There will be a closed beta only on Xbox One starting in February. Deep Silver and Microsoft will be giving away the tokens necessary to participate over the next few weeks, but Dambuster Studio is also encouraging players to register on the Homefront website to receive notifications.
The game has had a tumultuous development history, to say the least. Its predecessor, Homefront, was developed by Kaos Studios, which was then shuttered by THQ in 2011. The reins were handed to Crytek UK, but THQ’s bankruptcy in 2012 complicated this arrangement. Eventually, Crytek bought the IP at auction, and then suffered financial issues of their own, selling the game to Deep Silver’s parent company, Koch media.
Given the constant changing of hands, Homefront: The Revolution has gone through several iterations. The final version is set in 2029, two years after the events of the original game. The fictional Greater Korean Republic, a more powerful, imperialistic evolution of the real-world North Korea, has focused its attention on the Eastern half of the United States, centering around Philadelphia, PA. The game uses the city as an open-world setting. Players will inhabit the character of Ethan “Birtdy” Brady, a young member of the resistance.
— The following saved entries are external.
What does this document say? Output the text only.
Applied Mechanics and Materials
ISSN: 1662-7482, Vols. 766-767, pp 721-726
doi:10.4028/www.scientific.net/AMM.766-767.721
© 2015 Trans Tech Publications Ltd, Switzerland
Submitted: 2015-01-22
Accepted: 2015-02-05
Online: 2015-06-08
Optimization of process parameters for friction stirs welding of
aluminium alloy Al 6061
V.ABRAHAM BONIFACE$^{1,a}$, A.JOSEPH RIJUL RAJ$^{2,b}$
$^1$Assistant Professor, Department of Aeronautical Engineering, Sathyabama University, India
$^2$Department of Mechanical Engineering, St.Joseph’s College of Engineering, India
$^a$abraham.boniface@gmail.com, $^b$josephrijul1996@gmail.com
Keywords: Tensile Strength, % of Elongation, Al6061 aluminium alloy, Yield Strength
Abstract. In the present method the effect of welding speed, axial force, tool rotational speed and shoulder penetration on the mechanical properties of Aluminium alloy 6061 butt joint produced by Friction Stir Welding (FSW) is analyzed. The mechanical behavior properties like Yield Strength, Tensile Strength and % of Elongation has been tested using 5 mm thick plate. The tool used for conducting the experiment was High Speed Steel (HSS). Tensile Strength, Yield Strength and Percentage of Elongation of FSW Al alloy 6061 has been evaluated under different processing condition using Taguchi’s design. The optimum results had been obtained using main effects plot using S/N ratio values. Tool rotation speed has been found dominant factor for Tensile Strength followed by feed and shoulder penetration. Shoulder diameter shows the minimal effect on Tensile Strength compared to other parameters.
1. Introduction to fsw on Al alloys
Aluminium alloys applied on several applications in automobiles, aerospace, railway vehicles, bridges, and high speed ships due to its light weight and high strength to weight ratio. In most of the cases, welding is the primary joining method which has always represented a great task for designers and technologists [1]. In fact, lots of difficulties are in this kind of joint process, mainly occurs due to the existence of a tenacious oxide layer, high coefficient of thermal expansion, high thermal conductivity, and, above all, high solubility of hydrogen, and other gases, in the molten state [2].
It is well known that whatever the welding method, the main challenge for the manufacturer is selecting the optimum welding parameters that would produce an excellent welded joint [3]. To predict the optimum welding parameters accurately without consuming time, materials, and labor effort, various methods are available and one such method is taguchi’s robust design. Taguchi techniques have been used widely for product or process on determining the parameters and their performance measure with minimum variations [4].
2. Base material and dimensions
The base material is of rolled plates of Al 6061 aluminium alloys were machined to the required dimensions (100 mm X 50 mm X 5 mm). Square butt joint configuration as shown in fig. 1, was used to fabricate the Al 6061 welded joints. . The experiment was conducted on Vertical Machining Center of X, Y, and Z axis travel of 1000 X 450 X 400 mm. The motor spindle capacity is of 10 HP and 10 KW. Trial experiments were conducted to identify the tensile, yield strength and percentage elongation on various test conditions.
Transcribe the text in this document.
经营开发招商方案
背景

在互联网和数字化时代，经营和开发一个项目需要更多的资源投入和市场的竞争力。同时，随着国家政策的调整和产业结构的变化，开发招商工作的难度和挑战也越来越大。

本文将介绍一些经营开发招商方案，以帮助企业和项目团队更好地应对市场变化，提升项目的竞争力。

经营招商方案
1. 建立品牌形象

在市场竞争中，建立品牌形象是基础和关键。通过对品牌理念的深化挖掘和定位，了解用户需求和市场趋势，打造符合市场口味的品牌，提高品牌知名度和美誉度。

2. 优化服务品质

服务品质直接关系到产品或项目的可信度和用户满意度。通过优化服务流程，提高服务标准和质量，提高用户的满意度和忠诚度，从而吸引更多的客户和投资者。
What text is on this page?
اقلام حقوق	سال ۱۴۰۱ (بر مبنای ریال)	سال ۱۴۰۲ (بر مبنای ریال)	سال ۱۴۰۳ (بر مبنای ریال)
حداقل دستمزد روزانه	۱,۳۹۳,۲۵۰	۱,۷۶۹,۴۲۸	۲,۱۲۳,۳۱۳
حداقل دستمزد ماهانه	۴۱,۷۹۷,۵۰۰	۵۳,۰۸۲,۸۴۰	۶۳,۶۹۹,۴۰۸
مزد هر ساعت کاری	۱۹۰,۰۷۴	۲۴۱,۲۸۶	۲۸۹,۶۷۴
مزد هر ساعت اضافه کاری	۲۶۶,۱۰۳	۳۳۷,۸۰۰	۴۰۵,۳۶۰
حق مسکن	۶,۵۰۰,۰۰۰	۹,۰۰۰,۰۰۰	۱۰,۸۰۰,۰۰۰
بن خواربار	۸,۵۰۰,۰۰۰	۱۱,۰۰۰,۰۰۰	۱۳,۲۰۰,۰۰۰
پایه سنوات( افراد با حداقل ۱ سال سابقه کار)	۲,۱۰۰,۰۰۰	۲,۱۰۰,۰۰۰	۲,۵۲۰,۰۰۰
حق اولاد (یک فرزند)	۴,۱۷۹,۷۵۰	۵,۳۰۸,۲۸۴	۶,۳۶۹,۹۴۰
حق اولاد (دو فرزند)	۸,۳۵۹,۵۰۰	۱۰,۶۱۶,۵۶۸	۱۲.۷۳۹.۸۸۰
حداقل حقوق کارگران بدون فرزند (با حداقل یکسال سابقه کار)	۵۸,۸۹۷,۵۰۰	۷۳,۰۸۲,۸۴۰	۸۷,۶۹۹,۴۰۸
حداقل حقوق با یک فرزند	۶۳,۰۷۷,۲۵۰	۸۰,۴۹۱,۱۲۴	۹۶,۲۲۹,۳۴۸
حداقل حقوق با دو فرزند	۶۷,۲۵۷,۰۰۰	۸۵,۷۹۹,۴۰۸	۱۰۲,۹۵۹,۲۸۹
The game is divided into three separate zones. Red Zones are described as “war-ravaged wastelands, where the first armed uprising against the KPA Occupation was brutally crushed.” These areas are in a constant state of war between the KPA and the resistance. Next are Green Zones, which Deep Silver says are “highly militarised command centres from where the KPA exercise their power and control,” and where players will discover many of the iconic landmarks of Philadelphia, such as Independence Hall. Finally, there’s the Yellow Zones, which are densely populated areas of Philadelphia, structured as a mix between an Orwellian police state and a ghetto slum. The KPA rules these neighborhoods with a iron-clad 24-hour military presence.
Given the few depictions of Philadelphia in videogames, let’s hope that Dambuster Studio does the city of brotherly love justice. We’ll find out on May 17.